Adam Redling, August 18, 2020 - Waste Today
The balance of power in the North American waste market is always shifting thanks to fervent merger and acquisition activity. As such, being able to get a snapshot of the industry’s largest haulers helps offer perspective on the market for a given point in time.
The editors of
Waste Today compiled the Top 50 Haulers List by combing through public records, sending a survey to companies in the publication’s database, soliciting feedback via the publication’s website and e-newsletter, and speaking with industry analysts. Rankings are based on the largest revenues of 2019.
*Following the publication of our list, ACV Enviro, Rahway, New Jersey, reported 2019 revenue of $190,000,000.
North America’s largest waste haulers stretch from coast to coast, generating tens of billions of dollars in revenue. Here are some key takeaways from this year’s list.
Companies on our list generated a total of $52.7 billion in revenue in 2019. Of this, $46.2 billion came from those in the top 10.
The companies on our list represent 22 different states, plus Canada.
The states with the most haulers on our list include Texas and Florida (five); California (four); and Illinois, Massachusetts, New Jersey, New York and Ohio all with three.
Waste Management, Republic, and Waste Connections remained as the top three companies in revenue year over year on Waste Today’s Top Haulers List. All three increased revenues from those reported in 2018: Waste Management ($15.46 billion up from $14.91 billion), Republic Services ($10.3 billion up from $10.04 billion), and Waste Connections ($5.39 billion up from $4.92 billion).

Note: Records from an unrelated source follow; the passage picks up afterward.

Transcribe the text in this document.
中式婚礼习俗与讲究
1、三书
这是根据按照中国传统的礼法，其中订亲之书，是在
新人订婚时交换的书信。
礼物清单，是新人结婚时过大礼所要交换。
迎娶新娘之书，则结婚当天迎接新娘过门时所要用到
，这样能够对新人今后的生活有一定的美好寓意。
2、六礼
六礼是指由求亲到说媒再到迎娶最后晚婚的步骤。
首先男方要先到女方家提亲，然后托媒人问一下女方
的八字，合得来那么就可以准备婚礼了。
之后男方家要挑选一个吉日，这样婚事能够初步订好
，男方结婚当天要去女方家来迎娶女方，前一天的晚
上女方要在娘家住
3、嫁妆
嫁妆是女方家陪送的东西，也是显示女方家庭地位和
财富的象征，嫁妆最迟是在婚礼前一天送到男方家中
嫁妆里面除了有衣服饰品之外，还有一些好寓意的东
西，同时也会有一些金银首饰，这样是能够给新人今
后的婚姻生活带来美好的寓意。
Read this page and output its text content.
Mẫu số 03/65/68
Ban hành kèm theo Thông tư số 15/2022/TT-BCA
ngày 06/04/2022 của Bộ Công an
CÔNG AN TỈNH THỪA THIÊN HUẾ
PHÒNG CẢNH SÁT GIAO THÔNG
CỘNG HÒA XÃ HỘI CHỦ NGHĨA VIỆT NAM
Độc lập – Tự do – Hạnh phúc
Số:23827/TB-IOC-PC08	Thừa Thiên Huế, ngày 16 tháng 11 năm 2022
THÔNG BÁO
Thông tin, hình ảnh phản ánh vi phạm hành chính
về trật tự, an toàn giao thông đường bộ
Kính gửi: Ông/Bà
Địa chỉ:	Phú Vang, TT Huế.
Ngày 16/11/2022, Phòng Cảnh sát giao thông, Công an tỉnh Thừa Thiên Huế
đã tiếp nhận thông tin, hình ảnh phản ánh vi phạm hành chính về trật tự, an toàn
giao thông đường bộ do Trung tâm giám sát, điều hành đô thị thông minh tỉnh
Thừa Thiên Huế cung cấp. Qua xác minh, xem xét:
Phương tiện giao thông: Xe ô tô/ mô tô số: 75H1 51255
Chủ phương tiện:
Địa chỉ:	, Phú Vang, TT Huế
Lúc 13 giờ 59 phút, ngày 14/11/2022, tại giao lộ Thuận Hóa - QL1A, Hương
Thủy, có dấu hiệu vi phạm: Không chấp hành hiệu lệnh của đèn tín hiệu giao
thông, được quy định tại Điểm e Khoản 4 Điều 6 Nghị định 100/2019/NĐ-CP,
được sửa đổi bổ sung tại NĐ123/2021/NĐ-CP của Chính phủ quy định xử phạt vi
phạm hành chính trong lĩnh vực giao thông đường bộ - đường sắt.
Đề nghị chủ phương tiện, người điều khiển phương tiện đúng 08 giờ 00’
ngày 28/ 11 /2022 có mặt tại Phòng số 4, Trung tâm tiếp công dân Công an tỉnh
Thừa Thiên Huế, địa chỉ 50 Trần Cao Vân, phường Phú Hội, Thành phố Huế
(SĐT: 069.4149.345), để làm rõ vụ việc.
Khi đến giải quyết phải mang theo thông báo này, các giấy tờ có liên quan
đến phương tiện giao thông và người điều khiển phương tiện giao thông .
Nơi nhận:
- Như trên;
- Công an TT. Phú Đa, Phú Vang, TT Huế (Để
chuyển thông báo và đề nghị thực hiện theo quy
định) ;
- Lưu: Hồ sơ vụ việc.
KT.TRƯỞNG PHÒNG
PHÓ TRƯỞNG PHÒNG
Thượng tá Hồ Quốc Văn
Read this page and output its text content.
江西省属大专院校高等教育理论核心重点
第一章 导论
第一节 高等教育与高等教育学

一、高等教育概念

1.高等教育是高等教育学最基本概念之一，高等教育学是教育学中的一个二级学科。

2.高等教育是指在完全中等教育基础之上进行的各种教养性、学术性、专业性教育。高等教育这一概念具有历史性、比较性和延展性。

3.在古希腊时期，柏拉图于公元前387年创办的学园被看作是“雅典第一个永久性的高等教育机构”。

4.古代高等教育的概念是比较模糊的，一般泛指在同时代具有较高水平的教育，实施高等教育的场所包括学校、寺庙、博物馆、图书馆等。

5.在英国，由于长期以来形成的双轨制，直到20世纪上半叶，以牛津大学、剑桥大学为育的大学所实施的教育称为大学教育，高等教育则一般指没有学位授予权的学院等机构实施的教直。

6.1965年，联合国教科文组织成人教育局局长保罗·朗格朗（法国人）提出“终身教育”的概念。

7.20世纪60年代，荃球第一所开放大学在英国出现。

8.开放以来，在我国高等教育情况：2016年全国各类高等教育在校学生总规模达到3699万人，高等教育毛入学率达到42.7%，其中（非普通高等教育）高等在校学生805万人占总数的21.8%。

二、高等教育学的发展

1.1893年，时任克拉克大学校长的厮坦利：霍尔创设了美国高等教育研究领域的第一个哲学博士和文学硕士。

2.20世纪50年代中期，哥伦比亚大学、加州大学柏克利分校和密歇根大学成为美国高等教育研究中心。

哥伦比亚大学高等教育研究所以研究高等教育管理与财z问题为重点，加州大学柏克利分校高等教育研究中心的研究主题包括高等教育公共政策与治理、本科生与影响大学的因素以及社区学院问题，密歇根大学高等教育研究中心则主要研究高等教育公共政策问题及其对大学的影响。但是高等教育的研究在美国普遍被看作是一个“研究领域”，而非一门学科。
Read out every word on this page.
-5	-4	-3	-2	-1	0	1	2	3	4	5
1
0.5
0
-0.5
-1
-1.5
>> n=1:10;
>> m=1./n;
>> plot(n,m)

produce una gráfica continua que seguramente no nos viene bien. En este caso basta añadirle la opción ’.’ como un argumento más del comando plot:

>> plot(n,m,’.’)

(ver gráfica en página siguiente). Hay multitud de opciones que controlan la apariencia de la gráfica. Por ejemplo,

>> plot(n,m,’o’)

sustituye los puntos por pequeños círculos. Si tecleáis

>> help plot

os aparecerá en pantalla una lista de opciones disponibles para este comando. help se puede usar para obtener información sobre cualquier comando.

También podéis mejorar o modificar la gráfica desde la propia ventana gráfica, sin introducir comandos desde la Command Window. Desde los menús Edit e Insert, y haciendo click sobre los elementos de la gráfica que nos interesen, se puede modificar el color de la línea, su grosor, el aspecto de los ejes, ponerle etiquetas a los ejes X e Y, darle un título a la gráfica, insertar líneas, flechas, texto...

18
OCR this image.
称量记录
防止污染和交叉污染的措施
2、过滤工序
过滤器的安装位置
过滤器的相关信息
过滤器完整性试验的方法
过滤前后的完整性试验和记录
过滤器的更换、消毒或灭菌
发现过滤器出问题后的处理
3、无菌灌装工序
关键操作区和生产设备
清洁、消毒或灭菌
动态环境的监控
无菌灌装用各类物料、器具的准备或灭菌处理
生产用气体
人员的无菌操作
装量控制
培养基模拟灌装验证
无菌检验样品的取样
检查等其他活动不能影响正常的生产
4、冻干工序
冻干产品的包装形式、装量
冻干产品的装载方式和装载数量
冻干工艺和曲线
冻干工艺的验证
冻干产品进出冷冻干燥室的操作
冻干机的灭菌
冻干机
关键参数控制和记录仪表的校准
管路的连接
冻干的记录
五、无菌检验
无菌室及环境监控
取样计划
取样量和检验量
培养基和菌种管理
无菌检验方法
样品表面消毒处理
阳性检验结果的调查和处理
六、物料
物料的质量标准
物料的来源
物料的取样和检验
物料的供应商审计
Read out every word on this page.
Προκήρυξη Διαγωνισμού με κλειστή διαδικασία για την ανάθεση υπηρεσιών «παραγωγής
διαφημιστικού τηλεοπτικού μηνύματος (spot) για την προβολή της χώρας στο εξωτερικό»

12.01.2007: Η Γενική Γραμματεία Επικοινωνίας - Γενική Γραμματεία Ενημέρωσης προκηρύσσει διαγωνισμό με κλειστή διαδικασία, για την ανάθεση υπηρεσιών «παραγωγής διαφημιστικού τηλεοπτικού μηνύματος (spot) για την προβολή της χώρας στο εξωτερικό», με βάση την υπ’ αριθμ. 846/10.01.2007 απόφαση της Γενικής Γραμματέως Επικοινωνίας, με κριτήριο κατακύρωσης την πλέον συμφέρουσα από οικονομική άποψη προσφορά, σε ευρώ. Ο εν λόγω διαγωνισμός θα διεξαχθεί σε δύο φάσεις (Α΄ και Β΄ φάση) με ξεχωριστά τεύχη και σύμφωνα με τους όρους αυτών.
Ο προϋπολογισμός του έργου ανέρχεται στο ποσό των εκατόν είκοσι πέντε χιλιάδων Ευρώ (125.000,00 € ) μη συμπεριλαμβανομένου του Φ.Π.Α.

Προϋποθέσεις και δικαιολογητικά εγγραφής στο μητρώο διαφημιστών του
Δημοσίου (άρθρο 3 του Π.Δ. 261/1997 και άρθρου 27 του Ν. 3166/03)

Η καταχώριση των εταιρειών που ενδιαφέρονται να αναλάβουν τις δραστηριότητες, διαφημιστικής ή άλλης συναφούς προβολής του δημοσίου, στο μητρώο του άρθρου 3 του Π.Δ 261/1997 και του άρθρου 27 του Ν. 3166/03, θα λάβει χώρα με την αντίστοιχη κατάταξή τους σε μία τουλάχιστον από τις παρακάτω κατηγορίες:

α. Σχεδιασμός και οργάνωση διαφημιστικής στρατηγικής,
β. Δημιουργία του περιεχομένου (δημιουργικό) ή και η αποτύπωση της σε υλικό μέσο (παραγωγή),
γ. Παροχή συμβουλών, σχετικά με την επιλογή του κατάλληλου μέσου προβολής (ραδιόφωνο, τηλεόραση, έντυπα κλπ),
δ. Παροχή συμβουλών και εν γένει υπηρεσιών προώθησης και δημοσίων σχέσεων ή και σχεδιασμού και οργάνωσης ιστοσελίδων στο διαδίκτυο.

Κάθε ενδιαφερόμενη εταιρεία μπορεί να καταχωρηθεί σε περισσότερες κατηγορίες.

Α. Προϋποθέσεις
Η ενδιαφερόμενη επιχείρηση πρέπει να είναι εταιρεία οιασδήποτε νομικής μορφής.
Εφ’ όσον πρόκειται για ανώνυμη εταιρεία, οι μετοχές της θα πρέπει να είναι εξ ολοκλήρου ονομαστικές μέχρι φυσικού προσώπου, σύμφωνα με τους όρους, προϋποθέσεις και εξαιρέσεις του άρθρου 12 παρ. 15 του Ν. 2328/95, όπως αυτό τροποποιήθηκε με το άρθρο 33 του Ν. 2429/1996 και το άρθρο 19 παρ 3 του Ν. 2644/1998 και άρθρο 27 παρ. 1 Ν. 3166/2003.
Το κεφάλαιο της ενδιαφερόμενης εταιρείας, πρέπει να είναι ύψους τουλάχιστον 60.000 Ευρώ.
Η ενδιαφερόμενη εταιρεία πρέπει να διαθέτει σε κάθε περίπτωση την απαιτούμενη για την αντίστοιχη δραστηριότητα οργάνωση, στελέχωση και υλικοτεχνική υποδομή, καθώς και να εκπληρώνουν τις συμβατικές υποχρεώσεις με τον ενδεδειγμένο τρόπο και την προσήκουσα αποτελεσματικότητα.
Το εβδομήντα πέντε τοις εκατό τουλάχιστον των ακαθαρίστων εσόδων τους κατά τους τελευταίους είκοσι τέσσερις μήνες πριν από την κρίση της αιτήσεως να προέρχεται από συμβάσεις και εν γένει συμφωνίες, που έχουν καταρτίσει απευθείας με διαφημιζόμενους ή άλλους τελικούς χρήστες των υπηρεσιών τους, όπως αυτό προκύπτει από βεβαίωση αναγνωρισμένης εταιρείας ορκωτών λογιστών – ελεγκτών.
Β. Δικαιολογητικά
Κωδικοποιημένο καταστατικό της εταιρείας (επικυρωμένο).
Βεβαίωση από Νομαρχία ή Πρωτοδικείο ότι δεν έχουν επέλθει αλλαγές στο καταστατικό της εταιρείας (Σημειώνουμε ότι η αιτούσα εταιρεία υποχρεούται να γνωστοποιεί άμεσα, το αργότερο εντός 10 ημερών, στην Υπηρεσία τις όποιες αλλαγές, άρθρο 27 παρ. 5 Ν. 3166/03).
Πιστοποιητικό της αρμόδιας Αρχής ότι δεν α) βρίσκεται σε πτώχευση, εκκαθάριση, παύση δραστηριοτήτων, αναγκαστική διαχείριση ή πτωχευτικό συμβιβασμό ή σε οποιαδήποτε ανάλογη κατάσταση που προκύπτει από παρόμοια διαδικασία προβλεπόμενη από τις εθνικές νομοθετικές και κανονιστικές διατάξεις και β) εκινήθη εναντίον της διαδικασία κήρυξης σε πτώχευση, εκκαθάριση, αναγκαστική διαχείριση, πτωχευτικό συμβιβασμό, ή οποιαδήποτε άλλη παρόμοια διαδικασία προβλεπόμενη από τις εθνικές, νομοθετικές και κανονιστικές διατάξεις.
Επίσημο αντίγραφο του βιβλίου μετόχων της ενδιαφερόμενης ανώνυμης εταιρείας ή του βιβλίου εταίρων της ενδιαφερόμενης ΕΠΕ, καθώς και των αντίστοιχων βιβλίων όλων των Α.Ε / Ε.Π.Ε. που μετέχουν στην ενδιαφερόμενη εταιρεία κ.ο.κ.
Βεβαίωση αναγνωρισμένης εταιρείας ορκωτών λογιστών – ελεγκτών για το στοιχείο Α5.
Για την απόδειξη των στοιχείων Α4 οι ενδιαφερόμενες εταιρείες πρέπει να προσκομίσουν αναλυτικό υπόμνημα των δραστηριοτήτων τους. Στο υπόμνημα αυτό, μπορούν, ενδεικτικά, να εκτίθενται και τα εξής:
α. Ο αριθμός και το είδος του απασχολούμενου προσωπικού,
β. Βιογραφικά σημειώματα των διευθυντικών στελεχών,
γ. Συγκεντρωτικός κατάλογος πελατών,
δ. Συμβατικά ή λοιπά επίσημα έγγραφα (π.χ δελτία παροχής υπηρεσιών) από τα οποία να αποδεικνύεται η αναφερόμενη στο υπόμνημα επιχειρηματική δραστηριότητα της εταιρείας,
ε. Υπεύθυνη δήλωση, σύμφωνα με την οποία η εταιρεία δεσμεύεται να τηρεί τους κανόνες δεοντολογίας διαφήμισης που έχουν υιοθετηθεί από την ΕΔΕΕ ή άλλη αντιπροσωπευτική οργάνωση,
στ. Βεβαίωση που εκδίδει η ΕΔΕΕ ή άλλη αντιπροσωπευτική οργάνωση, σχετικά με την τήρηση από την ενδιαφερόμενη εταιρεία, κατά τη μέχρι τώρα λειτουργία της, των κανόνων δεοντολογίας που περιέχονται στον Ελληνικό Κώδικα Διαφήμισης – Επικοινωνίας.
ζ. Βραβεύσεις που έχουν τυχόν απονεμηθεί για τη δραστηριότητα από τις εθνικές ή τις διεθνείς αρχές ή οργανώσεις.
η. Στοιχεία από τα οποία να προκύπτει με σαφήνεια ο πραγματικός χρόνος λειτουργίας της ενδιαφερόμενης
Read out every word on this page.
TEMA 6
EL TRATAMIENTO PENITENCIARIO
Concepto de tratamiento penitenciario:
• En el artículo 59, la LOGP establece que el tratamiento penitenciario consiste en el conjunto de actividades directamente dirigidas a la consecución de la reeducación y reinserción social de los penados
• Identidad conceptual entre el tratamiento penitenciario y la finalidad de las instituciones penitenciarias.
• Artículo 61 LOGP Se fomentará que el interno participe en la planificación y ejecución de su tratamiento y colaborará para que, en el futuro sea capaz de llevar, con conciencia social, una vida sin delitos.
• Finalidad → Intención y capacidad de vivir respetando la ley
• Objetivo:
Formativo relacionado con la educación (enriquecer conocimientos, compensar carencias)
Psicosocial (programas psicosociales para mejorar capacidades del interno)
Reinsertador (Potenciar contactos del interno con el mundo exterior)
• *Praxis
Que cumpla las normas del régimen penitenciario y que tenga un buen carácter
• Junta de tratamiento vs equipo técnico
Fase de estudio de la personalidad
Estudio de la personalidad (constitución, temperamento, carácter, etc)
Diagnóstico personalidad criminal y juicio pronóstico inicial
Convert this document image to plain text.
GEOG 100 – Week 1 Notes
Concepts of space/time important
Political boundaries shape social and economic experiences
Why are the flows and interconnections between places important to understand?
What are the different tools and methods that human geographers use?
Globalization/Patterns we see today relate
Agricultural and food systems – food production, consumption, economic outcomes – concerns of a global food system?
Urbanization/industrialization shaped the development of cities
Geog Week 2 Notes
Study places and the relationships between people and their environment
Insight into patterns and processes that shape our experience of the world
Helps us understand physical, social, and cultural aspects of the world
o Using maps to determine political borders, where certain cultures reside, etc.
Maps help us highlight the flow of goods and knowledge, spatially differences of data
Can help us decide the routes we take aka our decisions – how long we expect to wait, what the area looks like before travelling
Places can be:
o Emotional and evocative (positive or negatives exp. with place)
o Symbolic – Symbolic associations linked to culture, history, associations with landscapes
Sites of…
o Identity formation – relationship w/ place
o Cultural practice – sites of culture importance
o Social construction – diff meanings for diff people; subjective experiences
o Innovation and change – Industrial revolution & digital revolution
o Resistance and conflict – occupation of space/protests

US Ecology is the lone company to enter the top 10 that was not represented in the top 10 of last year’s list. There are only two non-U.S.-based companies to make the list—Ontario, Canada-based Waste Connections and
GFL Environmental, respectively. A note on the list
Defining the term “hauler” was not straightforward. While many on the list are typical residential and commercial waste hauling companies, some provide a range of other special waste, recycling and environmental services offerings.
Waste Today magazine chose to define haulers simply as those that own their own vehicles to collect waste and transport it for processing. This list does not include companies that solely transport recyclable materials.
Because of the list’s parameters, many revenues include additional services, including landfill operation, recycling processing and more.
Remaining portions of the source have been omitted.